What is reproducibility, anyway?

One of the first things many people learn in science class is why reproducibility and replicability are two huge tenets of science and the validity of the scientific method. Replicability is being able to take someone's experimental design and completely create their experiment again and get the same results. Replicability, on the other hand, is just being able to take someone's final results from their experiment, re-create their analysis, and end up with the same answer (Begley & Ioannidis, 2015).

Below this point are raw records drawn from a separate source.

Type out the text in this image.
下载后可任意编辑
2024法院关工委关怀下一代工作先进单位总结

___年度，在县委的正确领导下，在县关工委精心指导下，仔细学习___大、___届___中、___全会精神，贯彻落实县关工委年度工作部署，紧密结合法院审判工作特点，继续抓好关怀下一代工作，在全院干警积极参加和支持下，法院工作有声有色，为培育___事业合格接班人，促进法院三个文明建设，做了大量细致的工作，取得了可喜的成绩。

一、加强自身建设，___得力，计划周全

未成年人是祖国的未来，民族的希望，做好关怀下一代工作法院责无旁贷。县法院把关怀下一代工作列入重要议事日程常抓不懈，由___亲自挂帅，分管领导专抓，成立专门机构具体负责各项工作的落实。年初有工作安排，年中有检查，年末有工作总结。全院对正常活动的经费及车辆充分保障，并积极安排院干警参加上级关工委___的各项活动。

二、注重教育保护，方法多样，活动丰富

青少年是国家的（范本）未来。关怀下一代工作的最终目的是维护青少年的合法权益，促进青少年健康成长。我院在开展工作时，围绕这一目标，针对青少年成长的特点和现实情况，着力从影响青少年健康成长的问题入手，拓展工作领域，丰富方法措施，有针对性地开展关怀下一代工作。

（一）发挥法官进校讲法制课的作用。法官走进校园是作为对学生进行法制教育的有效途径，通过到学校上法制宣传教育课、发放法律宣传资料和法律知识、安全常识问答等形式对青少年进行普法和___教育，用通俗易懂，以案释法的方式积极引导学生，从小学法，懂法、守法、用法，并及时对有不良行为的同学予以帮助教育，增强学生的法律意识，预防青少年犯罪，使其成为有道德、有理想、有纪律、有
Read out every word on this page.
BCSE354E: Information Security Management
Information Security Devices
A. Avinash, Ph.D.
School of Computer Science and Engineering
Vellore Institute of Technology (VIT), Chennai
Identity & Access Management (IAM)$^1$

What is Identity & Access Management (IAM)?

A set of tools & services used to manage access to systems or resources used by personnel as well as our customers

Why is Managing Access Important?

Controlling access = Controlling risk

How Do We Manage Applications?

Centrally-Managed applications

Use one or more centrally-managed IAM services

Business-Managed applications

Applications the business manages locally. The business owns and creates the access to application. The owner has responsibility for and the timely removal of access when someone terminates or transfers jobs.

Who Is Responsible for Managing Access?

For practical reasons, we often talk about reproducibility over replicability, because people often repeat people's experimental procedures to make sure they are replicable, but re-doing a researcher's experiment for the purpose of making sure you can get the result again is often cost-prohibitive, not to mention there are a variety of reasons you might get different results at a different time or in a different place, especially in biological research (Begley & Ioannidis, 2015). What's important is that their methods are thorough and that someone else could use them (as well as a general inspection to make sure there is no evidence of fabrication in the data).

So then reproducibility should be easy, right? At the very least, a lot easier than replicating the whole experiment. And true, it would be a lot more time, money, and inconvenience for us to replicate the experiment in addition to doing the bioinformatic analyses. However, in computational work, a lot of the workflow actually happens after all of the physical samples have been processed. And because of things like software versioning, system compatibility, and just plain difficulty of explaining code, especially in the early stages, reproducibility in computational fields can be hard.

This tutorial is a step-by-step tour of reproducing a bioinformatics paper. If you like what you see, you can do the whole thing, end-to-end, for the Reproducibility Challenge!

Begley, C. G., & Ioannidis, J. P. A. (2015). Reproducibility in science: improving the standard for basic and preclinical research. Circulation Research, 116(1), 116–126.